Wrestling has had a profound impact on my life. I learned that in the sport of wrestling, as in life, I must learn to depend upon myself. By being forced to deal with difficult situations independently, I have learned to handle real life dilemmas more easily. I have also learned to get enjoyment from seeing others succeed without forgetting the goals I must strive to reach for myself.

I owe so many of these learnings to the coaching, mentoring and personal caring given to me by Coach Ricker. He has changed my life, and the lives of my teammates, in such positive ways.

I will miss him, and have deep regrets that I will not be able to come home from college and watch my old team do their thing "Ricker style."

Editor's note: Ricker was fired as wrestling coach last month.

Corporate aid to schools

From: Linda Johnston


I was very pleased to hear J. P. Bolduc's comments on education in America, the value of educational partnerships, and the direction to which we should move in Howard County.

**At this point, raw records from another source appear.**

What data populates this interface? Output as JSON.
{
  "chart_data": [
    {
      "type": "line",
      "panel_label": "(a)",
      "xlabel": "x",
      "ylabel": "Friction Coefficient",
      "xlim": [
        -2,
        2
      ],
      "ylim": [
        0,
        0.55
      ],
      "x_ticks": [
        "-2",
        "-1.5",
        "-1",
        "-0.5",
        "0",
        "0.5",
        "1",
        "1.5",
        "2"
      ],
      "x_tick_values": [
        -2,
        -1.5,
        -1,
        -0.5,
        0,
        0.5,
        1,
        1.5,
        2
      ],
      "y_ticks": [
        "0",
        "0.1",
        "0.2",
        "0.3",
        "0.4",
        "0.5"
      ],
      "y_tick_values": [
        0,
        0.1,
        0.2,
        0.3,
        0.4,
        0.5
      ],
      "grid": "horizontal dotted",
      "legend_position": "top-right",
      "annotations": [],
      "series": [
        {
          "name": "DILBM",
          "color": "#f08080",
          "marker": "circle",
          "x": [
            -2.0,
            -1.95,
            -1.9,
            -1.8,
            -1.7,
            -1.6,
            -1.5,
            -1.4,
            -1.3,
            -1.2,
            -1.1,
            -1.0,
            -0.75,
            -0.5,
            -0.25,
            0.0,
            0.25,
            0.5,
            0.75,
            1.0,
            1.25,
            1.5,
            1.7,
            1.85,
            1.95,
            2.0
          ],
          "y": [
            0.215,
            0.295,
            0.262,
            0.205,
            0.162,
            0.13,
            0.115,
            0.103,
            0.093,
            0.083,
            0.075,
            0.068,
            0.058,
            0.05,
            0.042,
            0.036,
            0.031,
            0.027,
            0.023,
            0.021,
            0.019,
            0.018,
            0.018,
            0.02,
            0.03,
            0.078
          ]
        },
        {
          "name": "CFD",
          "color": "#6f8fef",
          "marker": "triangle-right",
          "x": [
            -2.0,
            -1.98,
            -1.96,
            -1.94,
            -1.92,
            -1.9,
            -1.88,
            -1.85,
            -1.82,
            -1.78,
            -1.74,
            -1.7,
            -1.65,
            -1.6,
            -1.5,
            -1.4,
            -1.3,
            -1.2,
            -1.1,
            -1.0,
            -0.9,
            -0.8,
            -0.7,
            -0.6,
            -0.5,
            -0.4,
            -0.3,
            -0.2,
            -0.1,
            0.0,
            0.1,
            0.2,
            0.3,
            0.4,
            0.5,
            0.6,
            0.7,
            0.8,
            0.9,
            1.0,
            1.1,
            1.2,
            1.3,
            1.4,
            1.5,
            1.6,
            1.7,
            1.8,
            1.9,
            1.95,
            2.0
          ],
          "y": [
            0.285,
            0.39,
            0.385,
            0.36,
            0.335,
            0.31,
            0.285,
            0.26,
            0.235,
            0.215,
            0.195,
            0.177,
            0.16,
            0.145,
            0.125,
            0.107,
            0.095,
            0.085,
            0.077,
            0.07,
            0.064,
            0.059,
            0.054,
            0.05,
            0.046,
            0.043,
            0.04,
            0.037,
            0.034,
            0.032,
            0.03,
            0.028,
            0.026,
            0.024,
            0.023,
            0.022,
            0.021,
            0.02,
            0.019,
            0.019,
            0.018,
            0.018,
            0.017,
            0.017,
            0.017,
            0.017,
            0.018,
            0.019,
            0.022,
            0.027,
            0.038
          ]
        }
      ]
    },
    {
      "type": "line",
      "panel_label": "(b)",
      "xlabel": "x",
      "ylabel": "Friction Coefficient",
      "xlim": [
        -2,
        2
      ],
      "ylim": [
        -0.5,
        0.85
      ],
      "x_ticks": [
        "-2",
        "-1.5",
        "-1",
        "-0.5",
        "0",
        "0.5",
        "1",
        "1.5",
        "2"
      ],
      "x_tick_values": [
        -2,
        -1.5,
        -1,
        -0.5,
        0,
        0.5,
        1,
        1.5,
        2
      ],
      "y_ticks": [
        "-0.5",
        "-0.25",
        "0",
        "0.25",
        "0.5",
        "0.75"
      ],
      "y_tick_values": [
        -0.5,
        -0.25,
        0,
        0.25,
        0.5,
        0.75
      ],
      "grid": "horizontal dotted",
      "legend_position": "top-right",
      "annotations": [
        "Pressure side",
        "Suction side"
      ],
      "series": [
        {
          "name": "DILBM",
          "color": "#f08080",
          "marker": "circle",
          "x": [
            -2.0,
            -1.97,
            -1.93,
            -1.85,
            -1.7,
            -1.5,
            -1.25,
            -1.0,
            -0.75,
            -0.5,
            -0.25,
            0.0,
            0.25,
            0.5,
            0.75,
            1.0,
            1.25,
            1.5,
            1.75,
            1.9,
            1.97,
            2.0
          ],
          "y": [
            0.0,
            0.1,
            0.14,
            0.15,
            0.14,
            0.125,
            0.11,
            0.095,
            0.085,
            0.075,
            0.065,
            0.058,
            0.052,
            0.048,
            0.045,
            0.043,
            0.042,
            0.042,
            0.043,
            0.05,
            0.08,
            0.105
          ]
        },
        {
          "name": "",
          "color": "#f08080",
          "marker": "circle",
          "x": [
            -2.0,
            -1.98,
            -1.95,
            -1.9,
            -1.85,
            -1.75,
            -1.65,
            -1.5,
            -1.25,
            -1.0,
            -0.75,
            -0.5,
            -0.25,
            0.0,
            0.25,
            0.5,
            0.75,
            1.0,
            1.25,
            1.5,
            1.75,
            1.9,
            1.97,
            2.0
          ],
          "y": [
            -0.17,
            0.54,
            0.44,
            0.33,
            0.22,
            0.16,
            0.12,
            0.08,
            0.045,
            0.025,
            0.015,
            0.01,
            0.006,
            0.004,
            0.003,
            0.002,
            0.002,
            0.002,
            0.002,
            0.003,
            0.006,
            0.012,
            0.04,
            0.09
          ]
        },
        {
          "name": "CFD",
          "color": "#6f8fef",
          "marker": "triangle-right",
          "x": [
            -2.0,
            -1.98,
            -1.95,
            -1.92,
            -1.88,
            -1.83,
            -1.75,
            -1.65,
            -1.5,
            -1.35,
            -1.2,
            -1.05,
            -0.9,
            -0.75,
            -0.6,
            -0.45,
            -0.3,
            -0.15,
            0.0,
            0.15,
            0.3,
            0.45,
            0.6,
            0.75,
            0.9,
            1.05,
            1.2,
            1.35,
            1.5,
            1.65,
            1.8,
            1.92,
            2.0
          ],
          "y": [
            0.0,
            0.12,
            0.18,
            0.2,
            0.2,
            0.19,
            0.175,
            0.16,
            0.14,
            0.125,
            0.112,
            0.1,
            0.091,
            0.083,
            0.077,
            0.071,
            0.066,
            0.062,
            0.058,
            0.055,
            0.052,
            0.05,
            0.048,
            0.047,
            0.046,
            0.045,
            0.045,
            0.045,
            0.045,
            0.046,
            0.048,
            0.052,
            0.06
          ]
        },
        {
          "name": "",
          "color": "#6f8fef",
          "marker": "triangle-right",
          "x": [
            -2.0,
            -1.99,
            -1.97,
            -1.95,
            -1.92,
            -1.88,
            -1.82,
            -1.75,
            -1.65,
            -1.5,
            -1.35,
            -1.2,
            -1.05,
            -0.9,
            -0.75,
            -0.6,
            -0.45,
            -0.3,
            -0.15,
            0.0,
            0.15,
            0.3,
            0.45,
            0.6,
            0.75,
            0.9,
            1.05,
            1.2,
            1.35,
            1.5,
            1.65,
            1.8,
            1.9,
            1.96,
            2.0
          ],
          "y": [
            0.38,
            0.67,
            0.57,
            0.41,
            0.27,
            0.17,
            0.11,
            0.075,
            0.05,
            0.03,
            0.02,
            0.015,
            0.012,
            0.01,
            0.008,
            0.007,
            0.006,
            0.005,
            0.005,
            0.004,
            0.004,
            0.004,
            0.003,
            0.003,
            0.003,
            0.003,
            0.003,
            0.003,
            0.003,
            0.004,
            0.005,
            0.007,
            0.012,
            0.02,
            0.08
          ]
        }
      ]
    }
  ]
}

I did not attend the Educational Partnerships Program Fifth Anniversary Luncheon, where the president of W. R. Grace, J. P. Bolduc, gave the keynote address. However, I did receive an audio cassette of his outstanding address from the W. R. Grace Public Relations Office.

I feel very strongly in times of budgetary constraints that we look at alternative ways of funding beneficial to school system projects. Since our businesses are customers of the school system, we need to reach out to them!

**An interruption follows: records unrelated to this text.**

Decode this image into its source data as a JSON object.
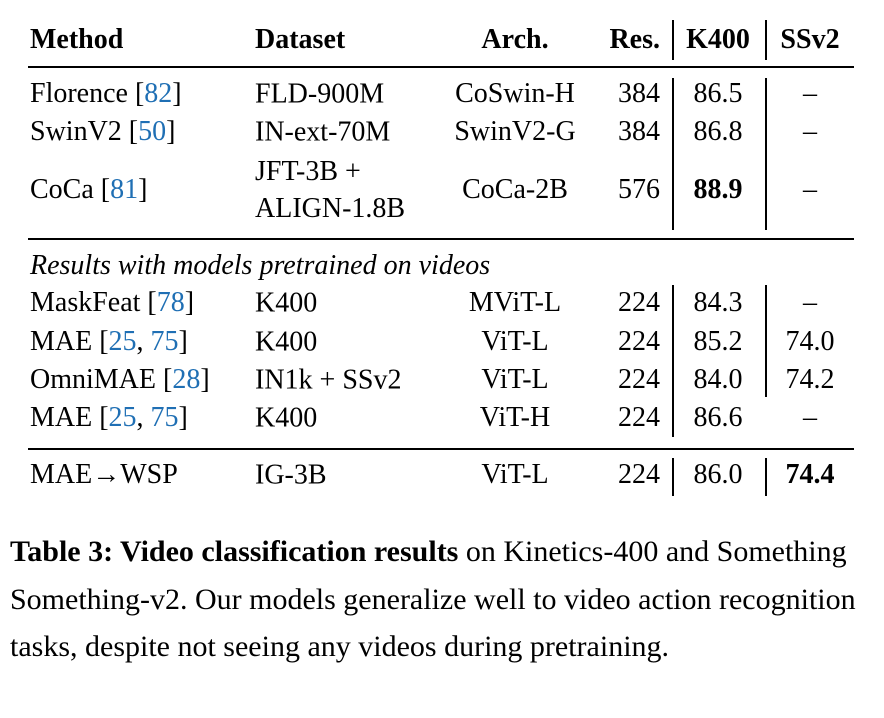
{
  "table": {
    "header": [
      "Method",
      "Dataset",
      "Arch.",
      "Res.",
      "K400",
      "SSv2"
    ],
    "groups": [
      {
        "rows": [
          {
            "method": [
              "Florence [",
              "82",
              "]"
            ],
            "dataset": [
              "FLD-900M"
            ],
            "arch": "CoSwin-H",
            "res": "384",
            "k400": "86.5",
            "ssv2": "–"
          },
          {
            "method": [
              "SwinV2 [",
              "50",
              "]"
            ],
            "dataset": [
              "IN-ext-70M"
            ],
            "arch": "SwinV2-G",
            "res": "384",
            "k400": "86.8",
            "ssv2": "–"
          },
          {
            "method": [
              "CoCa [",
              "81",
              "]"
            ],
            "dataset": [
              "JFT-3B +",
              "ALIGN-1.8B"
            ],
            "arch": "CoCa-2B",
            "res": "576",
            "k400": "88.9",
            "ssv2": "–",
            "bold": "k400"
          }
        ]
      },
      {
        "heading": "Results with models pretrained on videos",
        "rows": [
          {
            "method": [
              "MaskFeat [",
              "78",
              "]"
            ],
            "dataset": [
              "K400"
            ],
            "arch": "MViT-L",
            "res": "224",
            "k400": "84.3",
            "ssv2": "–"
          },
          {
            "method": [
              "MAE [",
              "25",
              ", ",
              "75",
              "]"
            ],
            "dataset": [
              "K400"
            ],
            "arch": "ViT-L",
            "res": "224",
            "k400": "85.2",
            "ssv2": "74.0"
          },
          {
            "method": [
              "OmniMAE [",
              "28",
              "]"
            ],
            "dataset": [
              "IN1k + SSv2"
            ],
            "arch": "ViT-L",
            "res": "224",
            "k400": "84.0",
            "ssv2": "74.2"
          },
          {
            "method": [
              "MAE [",
              "25",
              ", ",
              "75",
              "]"
            ],
            "dataset": [
              "K400"
            ],
            "arch": "ViT-H",
            "res": "224",
            "k400": "86.6",
            "ssv2": "–"
          }
        ]
      },
      {
        "rows": [
          {
            "method": [
              "MAE→WSP"
            ],
            "dataset": [
              "IG-3B"
            ],
            "arch": "ViT-L",
            "res": "224",
            "k400": "86.0",
            "ssv2": "74.4",
            "bold": "ssv2"
          }
        ]
      }
    ]
  },
  "caption": {
    "label": "Table 3: Video classification results",
    "text": " on Kinetics-400 and Something Something-v2. Our models generalize well to video action recognition tasks, despite not seeing any videos during pretraining."
  }
}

As J. P. Bolduc said, make what we have better and "hit the home run."

My favorite quote is: "You can't steal second base with your foot still on first."

We are losing in the competitive marketplace. We have a need in our country and county for skilled people. Not all high school graduates enter college immediately upon graduation.

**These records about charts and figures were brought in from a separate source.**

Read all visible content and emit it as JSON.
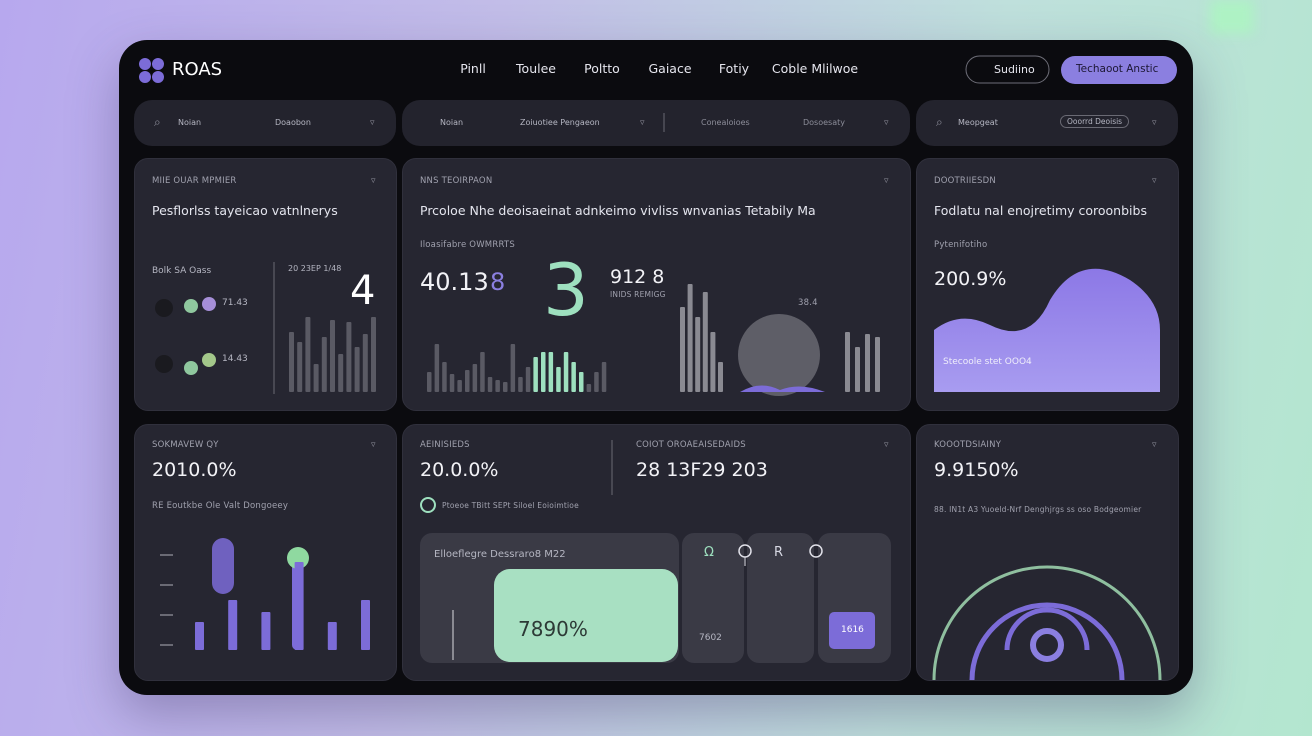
{
  "header": {
    "brand": "ROAS",
    "nav": [
      "Pinll",
      "Toulee",
      "Poltto",
      "Gaiace",
      "Fotiy",
      "Coble Mlilwoe"
    ],
    "buttons": [
      "Sudiino",
      "Techaoot Anstic"
    ]
  },
  "filters": [
    [
      "Noian",
      "Doaobon"
    ],
    [
      "Noian",
      "Zoiuotiee Pengaeon",
      "Conealoioes",
      "Dosoesaty"
    ],
    [
      "Meopgeat",
      "Ooorrd Deoisis"
    ]
  ],
  "cards": [
    {
      "label": "MIIE OUAR MPMIER",
      "title": "Pesflorlss tayeicao vatnlnerys",
      "sub": "Bolk SA Oass",
      "date": "20 23EP 1/48",
      "big": "4",
      "rows": [
        "71.43",
        "14.43"
      ],
      "bar_color": "#5a5a64",
      "bars": [
        60,
        50,
        75,
        28,
        55,
        72,
        38,
        70,
        45,
        58,
        75
      ]
    },
    {
      "label": "NNS TEOIRPAON",
      "title": "Prcoloe Nhe deoisaeinat adnkeimo vivliss wnvanias Tetabily Ma",
      "sub": "Iloasifabre OWMRRTS",
      "metric": "40.13",
      "metric_accent": "8",
      "big": "3",
      "side": "912 8",
      "side_label": "INIDS REMIGG",
      "note": "38.4",
      "bars": [
        20,
        48,
        30,
        18,
        12,
        22,
        28,
        40,
        15,
        12,
        10,
        48,
        15,
        25,
        35,
        40,
        40,
        25,
        40,
        30,
        20,
        8,
        20,
        30
      ],
      "bar_colors": [
        "#5a5a64",
        "#5a5a64",
        "#5a5a64",
        "#5a5a64",
        "#5a5a64",
        "#5a5a64",
        "#5a5a64",
        "#5a5a64",
        "#5a5a64",
        "#5a5a64",
        "#5a5a64",
        "#5a5a64",
        "#5a5a64",
        "#5a5a64",
        "#9ee0bf",
        "#9ee0bf",
        "#9ee0bf",
        "#9ee0bf",
        "#9ee0bf",
        "#9ee0bf",
        "#9ee0bf",
        "#5a5a64",
        "#5a5a64",
        "#5a5a64"
      ],
      "bars_right": [
        85,
        108,
        75,
        100,
        60,
        30
      ],
      "bars_right2": [
        60,
        45,
        58,
        55
      ],
      "bar_color": "#8a8a92"
    },
    {
      "label": "DOOTRIIESDN",
      "title": "Fodlatu nal enojretimy coroonbibs",
      "sub": "Pytenifotiho",
      "metric": "200.9%",
      "area_label": "Stecoole stet OOO4"
    },
    {
      "label": "SOKMAVEW QY",
      "metric": "2010.0%",
      "sub": "RE Eoutkbe Ole Valt Dongoeey",
      "bar_color": "#7c6cd8",
      "bars": [
        28,
        50,
        38,
        88,
        28,
        50
      ]
    },
    {
      "label": "AEINISIEDS",
      "metric": "20.0.0%",
      "label2": "COIOT OROAEAISEDAIDS",
      "metric2": "28 13F29 203",
      "sub": "Ptoeoe TBitt SEPt Siloel Eoioimtioe",
      "panel_title": "Elloeflegre Dessraro8 M22",
      "panel_value": "7890%",
      "tile_icons": [
        "Ω",
        "R"
      ],
      "tile_values": [
        "7602",
        "1616"
      ]
    },
    {
      "label": "KOOOTDSIAINY",
      "metric": "9.9150%",
      "sub": "88. IN1t A3 Yuoeld-Nrf Denghjrgs ss oso Bodgeomier"
    }
  ]
}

J. P. Bolduc mentioned that "we in the U.S. are losing the race in productivity, export, technology, quality and we are about to lose the race in education."

We need to provide our students with wisdom and understanding. This reminded me of the following comments by Dr. Thomas Brown, management consultant, who states: "Today's careers bubble or burst, personal fortunes flower or decay, National destinies buoy or burst because of the kinetic force of the American marketplace. Education needs to focus upon the difference between making money and making value, making a living and making life, between competing over football and making an entire country competitive."

I believe a truly educated person has wisdom and understanding. I believe the role of educators is more than providing information.

Education should prepare students for society -- a toolbox of things to use as functioning, productive adults. Let us prepare them to to meet the needs of American businesses, particularly small businesses.

We need to reach out to our students at a young age and tell them of the many opportunities available for future career choices.

We need to include all careers, from education, medicine, engineering, computer technology, assembly line jobs, physical sciences, physical therapists.

The list is endless, but most essential is to focus upon our needs and to work together through apprenticeships and cooperative ventures with our own Howard County businesses in order to educate our students on all opportunities available to them upon graduation.